Dissertation Talk: e-mission: an open source, extensible platform for human mobility systems
Lecture | November 12 | 10:30-11:30 a.m. | 380 Soda Hall
K. Shankari, EECS Department, UC Berkeley
Advisors: David E. Culler (EECS), Randy H. Katz (EECS)
Committee members: Eric Paulos (EECS), Paul Waddell (DCRP)
Transportation is the single largest source of carbon emissions in the US. Decarbonizing it is challenging because it depends on individual behaviors, which in turn, depend on local land use planning. The interdisciplinary field of Computational Mobility (CM), which focuses on collecting, analysing and influencing human travel behavior, can frame solutions to this challenge. Most prior Human Mobility Systems (HMSes) have been purely applied, lacking bidirectional flow between the two disciplines, and focused on study results instead of system design.

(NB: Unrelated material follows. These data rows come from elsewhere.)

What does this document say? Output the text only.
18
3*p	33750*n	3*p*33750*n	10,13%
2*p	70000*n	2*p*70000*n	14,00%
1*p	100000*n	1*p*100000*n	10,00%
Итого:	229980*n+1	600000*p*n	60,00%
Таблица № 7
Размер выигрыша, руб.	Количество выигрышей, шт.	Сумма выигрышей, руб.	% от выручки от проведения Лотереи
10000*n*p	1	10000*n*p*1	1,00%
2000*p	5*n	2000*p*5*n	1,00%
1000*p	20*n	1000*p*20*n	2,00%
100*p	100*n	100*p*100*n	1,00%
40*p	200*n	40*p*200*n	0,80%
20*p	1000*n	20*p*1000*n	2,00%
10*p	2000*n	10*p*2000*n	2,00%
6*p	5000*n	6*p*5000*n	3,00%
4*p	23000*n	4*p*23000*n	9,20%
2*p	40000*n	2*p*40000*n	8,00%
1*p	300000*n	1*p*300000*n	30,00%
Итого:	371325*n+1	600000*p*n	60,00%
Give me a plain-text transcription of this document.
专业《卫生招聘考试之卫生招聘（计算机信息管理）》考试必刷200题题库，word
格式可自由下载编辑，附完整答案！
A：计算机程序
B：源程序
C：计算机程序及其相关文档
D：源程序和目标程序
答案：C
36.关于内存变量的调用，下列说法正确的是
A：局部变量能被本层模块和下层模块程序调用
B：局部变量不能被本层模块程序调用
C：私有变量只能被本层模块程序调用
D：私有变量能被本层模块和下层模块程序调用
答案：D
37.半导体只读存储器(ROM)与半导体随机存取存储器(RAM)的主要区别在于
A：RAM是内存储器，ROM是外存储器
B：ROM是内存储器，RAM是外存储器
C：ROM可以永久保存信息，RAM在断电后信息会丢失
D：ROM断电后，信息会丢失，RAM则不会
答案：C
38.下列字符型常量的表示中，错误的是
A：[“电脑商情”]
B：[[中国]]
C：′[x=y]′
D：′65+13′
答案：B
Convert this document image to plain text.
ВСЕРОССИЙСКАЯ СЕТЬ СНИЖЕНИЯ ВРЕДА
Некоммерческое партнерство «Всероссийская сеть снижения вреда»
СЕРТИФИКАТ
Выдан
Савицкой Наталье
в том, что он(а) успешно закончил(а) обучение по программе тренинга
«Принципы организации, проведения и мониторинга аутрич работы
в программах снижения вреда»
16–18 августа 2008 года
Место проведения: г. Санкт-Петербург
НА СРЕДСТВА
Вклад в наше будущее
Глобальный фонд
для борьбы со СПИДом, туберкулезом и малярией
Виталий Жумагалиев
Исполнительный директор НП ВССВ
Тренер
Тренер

In this talk, I introduce the idea of Computational Mobility and link it to e-mission, an extensible platform whose modular architecture, use of virtual sensors, and reproducib
le pipeline form a robust foundation for CM. I present the first empirical evaluation of HMSes that focuses on system design. The architectural evaluation is based on three archetypal real-world deployments, and the power/accuracy/analysis tradeoffs are based on a novel procedure that uses artificial trips and multiple parallel phones to mitigate concerns over privacy, context sensitive power consumption and inherent sensing error. I end by outlining future innovations in both computation and mobility enabled by the platform.